Eileen and Ann Marie are wonderful birders.  Ladies, if you want to chase again.  Let me know.


Filed under Travel

Winter Finch Invasion


I started to hear talk of a possible winter finch invasion sometime in the fall. There were notices published on the various ListServs about the dearth of food sources in the north woods. You could hear the muttering through the emails. Then the odd winter finch started showing up at feeders. There was a building excitement over random Purple Finches and Pine Siskins. Then reports started trickling in of Evening Grosbeak. Now, that is a beautiful bird and worth seeking out.
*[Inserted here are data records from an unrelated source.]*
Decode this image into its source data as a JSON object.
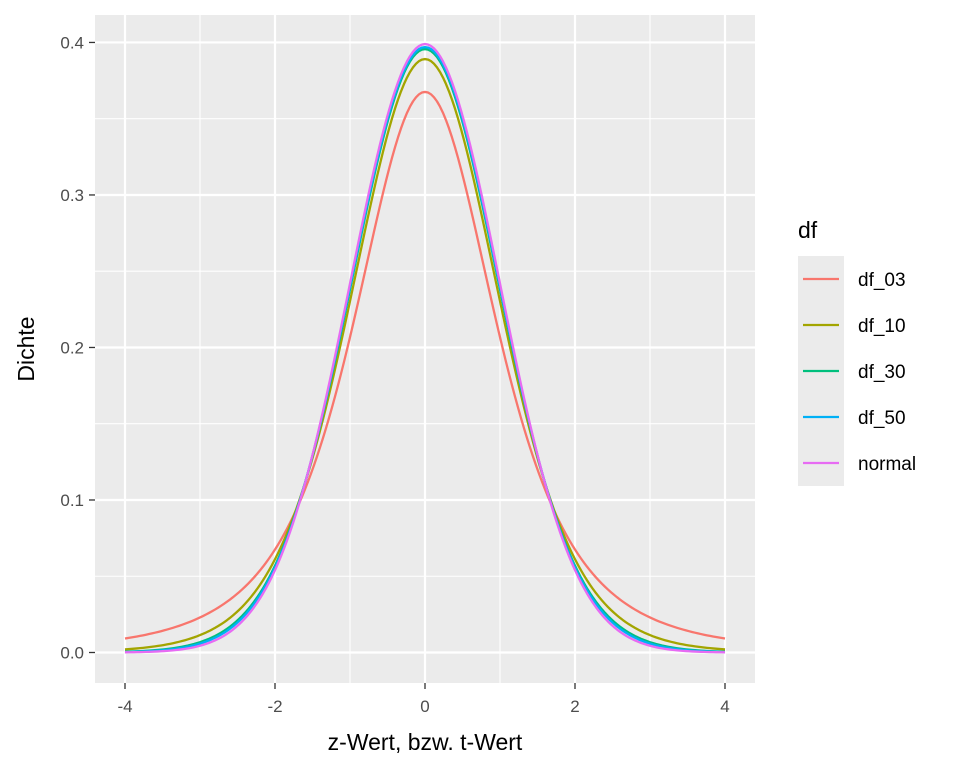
{
  "chart_data": {
    "type": "line",
    "title": "",
    "xlabel": "z-Wert, bzw. t-Wert",
    "ylabel": "Dichte",
    "xlim": [
      -4.4,
      4.4
    ],
    "ylim": [
      -0.02,
      0.418
    ],
    "x_ticks": [
      -4,
      -2,
      0,
      2,
      4
    ],
    "x_tick_labels": [
      "-4",
      "-2",
      "0",
      "2",
      "4"
    ],
    "y_ticks": [
      0.0,
      0.1,
      0.2,
      0.3,
      0.4
    ],
    "y_tick_labels": [
      "0.0",
      "0.1",
      "0.2",
      "0.3",
      "0.4"
    ],
    "grid": true,
    "legend": {
      "title": "df",
      "position": "right"
    },
    "x": [
      -4.0,
      -3.5,
      -3.0,
      -2.5,
      -2.0,
      -1.5,
      -1.0,
      -0.5,
      0.0,
      0.5,
      1.0,
      1.5,
      2.0,
      2.5,
      3.0,
      3.5,
      4.0
    ],
    "series": [
      {
        "name": "df_03",
        "color": "#F8766D",
        "df": 3,
        "values": [
          0.0092,
          0.0146,
          0.023,
          0.0364,
          0.0675,
          0.1166,
          0.2067,
          0.3125,
          0.3676,
          0.3125,
          0.2067,
          0.1166,
          0.0675,
          0.0364,
          0.023,
          0.0146,
          0.0092
        ]
      },
      {
        "name": "df_10",
        "color": "#A3A500",
        "df": 10,
        "values": [
          0.002,
          0.0049,
          0.0114,
          0.0269,
          0.0611,
          0.1274,
          0.2304,
          0.3402,
          0.3891,
          0.3402,
          0.2304,
          0.1274,
          0.0611,
          0.0269,
          0.0114,
          0.0049,
          0.002
        ]
      },
      {
        "name": "df_30",
        "color": "#00BF7D",
        "df": 30,
        "values": [
          0.0006,
          0.0022,
          0.0062,
          0.0189,
          0.0558,
          0.1302,
          0.2378,
          0.3475,
          0.3956,
          0.3475,
          0.2378,
          0.1302,
          0.0558,
          0.0189,
          0.0062,
          0.0022,
          0.0006
        ]
      },
      {
        "name": "df_50",
        "color": "#00B0F6",
        "df": 50,
        "values": [
          0.0004,
          0.0015,
          0.0057,
          0.0181,
          0.0554,
          0.1288,
          0.2384,
          0.3489,
          0.3969,
          0.3489,
          0.2384,
          0.1288,
          0.0554,
          0.0181,
          0.0057,
          0.0015,
          0.0004
        ]
      },
      {
        "name": "normal",
        "color": "#E76BF3",
        "df": 0,
        "values": [
          0.0001,
          0.0009,
          0.0044,
          0.0175,
          0.054,
          0.1295,
          0.242,
          0.3521,
          0.3989,
          0.3521,
          0.242,
          0.1295,
          0.054,
          0.0175,
          0.0044,
          0.0009,
          0.0001
        ]
      }
    ]
  },
  "colors": {
    "panel_background": "#EBEBEB",
    "grid": "#FFFFFF",
    "tick": "#333333",
    "tick_label": "#4D4D4D"
  }
}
But the holidays came putting a whammy on it.

So it was not until a few weeks ago that I was able to go with a friend to the Catskills to look for winter finches. We drove 2 hours with detailed directions and a local county map. It was a brittle, cold but sunny day with lots of snow cover. The wind was fierce every time we got out of the car.

I was hoping for a Hoary Redpoll, she for Pine Grosbeaks.
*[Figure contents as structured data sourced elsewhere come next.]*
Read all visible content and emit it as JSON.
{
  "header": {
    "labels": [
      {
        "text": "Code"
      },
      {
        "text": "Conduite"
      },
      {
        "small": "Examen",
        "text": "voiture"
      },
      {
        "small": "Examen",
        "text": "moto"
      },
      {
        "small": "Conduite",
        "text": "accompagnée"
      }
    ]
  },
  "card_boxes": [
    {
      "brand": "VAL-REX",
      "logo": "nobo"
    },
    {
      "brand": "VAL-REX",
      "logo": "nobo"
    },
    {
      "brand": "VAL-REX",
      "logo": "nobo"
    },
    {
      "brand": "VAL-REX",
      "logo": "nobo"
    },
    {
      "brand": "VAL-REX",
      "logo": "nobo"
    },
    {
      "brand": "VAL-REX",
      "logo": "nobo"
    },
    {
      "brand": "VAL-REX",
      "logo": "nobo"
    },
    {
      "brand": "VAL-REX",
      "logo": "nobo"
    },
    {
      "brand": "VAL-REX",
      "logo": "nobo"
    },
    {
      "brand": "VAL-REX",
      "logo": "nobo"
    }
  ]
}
We crawled up and down the back roads peering at pines trees, commenting on the delicious looking pinecones and where, oh where, were the Crossbills?

We saw 100s of Common Redpolls, no Hoary. We missed the Evening Grosbeaks by 15 minutes. Disheartened we drove to the stand of crabapples where the Pine Grosbeaks were reported. When we pulled up, it looked like we had missed out again. But as we pulled beside the trees, dozens of Pine Grosbeaks were nibbling the crabapples. Then, something spooked them and they irrupted and flew off.

We decided to eat our lunch and wait. Shortly, the birds returned and we were able to get excellent looks at them. They are as ridiculously tame as the Birder’s Handbook says.

We ended the day at the Wallkill with great views of Short-Eared Owls.

I love winter birding. You never know what may show up. I am still on a look out for a Hoary Redpoll.